In the year 1992 alone I read the Song of Solomon at least 400 times, and it is probably the thing that helped me remain a Christian, because that was the year Clinton came to power and he was probably going to outlaw Christianity like the preacher on the radio said.  And not everyone made it: there was a kid at church named Aaron who didn’t read Song of Solomon, and he snapped like Squints did in The Sandlot.  I guess Aaron spent too much time staring at Sarah Bjorkman, who was the Wendy Peffercorn of our church, because he got to the point where he would sit in the back of the sanctuary and furiously sketch pictures of ladies’ bosoms all throughout the sermon, and when I got married I finally realized that Aaron had been full of it, because that was not what bosoms looked like.

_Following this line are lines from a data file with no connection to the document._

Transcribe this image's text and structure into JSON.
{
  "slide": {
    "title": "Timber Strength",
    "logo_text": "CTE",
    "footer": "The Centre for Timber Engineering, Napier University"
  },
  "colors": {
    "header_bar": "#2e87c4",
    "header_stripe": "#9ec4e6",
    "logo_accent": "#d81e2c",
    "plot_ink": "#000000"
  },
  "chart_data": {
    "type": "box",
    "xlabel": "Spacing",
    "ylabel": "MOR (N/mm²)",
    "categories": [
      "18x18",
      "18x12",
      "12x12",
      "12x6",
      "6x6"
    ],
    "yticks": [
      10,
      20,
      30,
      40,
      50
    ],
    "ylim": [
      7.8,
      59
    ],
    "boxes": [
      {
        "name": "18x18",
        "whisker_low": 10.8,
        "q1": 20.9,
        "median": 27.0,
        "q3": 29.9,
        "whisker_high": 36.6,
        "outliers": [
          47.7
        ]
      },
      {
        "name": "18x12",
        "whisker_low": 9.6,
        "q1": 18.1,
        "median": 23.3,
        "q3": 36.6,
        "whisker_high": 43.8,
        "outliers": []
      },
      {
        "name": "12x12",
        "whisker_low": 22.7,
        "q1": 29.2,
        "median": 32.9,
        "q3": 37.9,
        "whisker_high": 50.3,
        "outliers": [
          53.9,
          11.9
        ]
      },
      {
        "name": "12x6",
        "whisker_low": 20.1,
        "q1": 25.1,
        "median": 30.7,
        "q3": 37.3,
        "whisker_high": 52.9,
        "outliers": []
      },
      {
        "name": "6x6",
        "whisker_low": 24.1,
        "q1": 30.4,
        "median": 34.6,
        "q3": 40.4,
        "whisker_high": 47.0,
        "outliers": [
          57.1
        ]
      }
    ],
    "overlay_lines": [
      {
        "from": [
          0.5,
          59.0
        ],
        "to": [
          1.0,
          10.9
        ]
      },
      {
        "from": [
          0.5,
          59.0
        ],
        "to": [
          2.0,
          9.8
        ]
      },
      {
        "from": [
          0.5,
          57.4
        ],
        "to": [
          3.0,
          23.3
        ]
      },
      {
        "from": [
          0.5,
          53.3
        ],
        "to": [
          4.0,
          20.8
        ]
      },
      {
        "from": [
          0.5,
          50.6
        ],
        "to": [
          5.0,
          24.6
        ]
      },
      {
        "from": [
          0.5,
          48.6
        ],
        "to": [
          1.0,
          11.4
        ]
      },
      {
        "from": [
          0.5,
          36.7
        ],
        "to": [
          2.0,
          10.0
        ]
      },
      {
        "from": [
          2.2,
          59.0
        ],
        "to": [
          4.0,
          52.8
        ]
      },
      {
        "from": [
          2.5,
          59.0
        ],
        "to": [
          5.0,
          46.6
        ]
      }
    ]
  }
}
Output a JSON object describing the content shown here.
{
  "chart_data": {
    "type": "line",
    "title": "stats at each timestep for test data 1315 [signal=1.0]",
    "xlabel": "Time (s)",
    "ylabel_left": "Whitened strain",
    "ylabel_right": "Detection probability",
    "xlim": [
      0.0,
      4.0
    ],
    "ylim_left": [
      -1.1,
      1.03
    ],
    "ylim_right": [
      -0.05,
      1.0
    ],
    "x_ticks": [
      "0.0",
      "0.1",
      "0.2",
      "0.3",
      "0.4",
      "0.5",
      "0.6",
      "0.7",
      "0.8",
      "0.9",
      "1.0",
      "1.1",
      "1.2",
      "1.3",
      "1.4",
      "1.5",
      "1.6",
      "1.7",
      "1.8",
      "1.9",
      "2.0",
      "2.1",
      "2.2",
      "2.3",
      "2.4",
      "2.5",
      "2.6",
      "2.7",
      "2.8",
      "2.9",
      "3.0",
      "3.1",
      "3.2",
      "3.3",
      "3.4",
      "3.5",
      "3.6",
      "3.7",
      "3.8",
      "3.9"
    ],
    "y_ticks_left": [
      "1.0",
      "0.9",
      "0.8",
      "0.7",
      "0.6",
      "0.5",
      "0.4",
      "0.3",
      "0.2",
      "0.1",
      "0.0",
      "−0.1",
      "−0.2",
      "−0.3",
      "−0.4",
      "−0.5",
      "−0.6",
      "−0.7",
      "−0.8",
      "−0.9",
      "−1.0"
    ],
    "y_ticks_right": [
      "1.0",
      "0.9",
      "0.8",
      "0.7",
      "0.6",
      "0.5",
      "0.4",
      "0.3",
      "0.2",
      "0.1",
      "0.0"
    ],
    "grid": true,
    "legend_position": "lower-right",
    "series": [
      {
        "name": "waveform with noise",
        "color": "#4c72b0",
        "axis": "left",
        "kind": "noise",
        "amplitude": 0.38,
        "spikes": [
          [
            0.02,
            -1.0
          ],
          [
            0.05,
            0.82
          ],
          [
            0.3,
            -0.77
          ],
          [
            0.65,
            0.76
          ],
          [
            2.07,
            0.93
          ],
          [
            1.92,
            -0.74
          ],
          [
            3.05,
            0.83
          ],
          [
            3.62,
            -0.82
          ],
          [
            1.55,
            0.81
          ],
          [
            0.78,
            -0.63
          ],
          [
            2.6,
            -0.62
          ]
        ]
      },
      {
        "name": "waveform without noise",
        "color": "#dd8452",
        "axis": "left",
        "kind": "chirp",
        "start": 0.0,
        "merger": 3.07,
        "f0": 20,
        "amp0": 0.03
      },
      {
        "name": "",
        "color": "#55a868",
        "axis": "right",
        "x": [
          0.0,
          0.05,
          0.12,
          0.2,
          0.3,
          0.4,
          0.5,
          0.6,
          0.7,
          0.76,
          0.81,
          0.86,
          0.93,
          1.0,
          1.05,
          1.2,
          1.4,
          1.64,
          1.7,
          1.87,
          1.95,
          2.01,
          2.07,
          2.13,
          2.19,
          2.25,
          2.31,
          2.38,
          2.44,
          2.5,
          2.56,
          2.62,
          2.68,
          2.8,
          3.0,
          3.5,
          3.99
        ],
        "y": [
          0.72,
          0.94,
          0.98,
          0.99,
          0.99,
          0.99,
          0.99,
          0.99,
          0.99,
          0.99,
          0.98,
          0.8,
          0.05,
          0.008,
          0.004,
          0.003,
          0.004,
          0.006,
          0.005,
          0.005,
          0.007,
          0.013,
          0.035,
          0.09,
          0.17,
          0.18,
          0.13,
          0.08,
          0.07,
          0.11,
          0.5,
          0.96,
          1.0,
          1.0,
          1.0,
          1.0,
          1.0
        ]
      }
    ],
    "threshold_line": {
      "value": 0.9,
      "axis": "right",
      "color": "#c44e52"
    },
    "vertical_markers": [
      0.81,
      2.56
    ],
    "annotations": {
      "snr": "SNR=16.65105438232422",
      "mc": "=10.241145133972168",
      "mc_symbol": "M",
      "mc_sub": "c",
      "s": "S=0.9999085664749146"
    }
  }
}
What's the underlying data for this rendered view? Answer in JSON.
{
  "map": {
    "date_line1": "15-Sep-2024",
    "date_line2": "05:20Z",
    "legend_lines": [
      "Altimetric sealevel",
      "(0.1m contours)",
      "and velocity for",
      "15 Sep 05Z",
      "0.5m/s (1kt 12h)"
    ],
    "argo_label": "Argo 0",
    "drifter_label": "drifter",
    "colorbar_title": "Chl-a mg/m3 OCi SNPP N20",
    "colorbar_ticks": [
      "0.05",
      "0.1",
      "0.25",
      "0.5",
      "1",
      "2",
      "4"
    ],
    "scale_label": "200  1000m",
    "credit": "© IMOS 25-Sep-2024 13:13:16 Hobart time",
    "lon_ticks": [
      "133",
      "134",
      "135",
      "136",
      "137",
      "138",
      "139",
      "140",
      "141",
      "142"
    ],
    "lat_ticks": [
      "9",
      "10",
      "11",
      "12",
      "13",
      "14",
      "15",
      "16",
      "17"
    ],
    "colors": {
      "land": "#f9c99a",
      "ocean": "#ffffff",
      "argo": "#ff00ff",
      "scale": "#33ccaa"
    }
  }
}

When I was 16 and couldn’t have gotten female attention if I had wandered into the Singles Ministry Mixer with a pocket full of Jars of Clay CDs, I arrived at the conclusion that I was a contemporary of Solomon.  I began to write anguished, ham-handed poems addressed to “Beloved,” and kept them in envelopes in my desk drawer.  Eventually my friend Andy [the yearbook Index Editor from Homeschool Sex Machine] found out about this project.

“Who are you writing those to?” he asked.

I tried to explain how I was just like Solomon, but Andy didn’t see it that way.  I guess the main difference was that Solomon had 700 wives and I had never been on a date, or something.

“That’s weird,” Andy said, and I could tell that he was real jealous of my artistic vision.

“You don’t understand,” I told him, showing him the stack of envelopes in the drawer.

“These are my ticket to romance.”

And then I laughed, because I had figured out the application for Song of Solomon, and also adolescence was going to be real easy.